It is important for all Tampa citizens to know what rights they are afforded under the law. For example, with some exceptions, the police are not permitted to search your property without a warrant or your consent. If you grant the police access to your property, however, it is possible that any evidence of a crime found during a search of the property could be used against you, even if you were not suspected of a crime prior to the search.
This was illustrated in a recent case decided by the Court of Appeals for the Eleventh Circuit, in which the defendant’s conviction for being a felon in possession of a firearm was upheld after he gave the police permission to search his garage. If you are a resident of Tampa currently charged with a weapons crime, you should meet with a skilled Tampa criminal defense attorney to discuss your available defenses.
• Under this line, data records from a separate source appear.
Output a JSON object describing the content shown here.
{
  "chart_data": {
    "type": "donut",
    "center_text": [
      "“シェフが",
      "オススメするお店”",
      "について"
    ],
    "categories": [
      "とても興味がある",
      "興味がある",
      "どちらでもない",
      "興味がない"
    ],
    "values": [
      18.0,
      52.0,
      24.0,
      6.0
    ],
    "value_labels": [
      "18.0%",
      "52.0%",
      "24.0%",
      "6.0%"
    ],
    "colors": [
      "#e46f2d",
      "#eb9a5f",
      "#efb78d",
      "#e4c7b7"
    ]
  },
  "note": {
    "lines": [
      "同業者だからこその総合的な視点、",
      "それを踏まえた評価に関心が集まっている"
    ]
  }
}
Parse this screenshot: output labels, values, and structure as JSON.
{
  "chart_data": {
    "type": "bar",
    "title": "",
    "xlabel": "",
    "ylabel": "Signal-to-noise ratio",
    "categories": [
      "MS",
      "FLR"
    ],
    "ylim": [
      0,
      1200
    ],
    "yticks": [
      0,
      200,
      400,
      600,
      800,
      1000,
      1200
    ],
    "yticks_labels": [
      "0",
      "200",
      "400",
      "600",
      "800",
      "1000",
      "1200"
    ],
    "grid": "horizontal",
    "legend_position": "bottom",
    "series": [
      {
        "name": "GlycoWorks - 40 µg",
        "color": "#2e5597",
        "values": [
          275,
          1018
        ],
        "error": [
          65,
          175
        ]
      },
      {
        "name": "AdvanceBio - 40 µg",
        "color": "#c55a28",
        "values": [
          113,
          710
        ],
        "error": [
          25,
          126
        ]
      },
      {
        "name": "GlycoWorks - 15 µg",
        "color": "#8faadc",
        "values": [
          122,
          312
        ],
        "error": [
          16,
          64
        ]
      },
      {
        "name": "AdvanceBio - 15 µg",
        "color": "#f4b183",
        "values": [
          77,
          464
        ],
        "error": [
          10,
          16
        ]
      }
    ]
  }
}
Facts Surrounding the Defendant’s Arrest and Conviction
Allegedly, the incident in question began when police officers arrived at a residence with a warrant, looking for a shooting suspect. The defendant, who was not the suspect at the time, suggested they check the garage. The police saw a gun on a table and seized and disarmed it. The officer also called the serial number into the police system to determine whether it was stolen. The defendant was standing nearby, unrestrained, during the investigation, and advised the officers he had been to prison. The defendant was charged with being a felon in possession of a firearm. During his trial he filed a motion to suppress evidence of the firearm, arguing that it was obtained via an illegal search and seizure. The court denied the motion and the defendant was convicted. He subsequently appealed, arguing that the trial court wrongfully denied his motion and that his prior convictions did not qualify as violent felonies.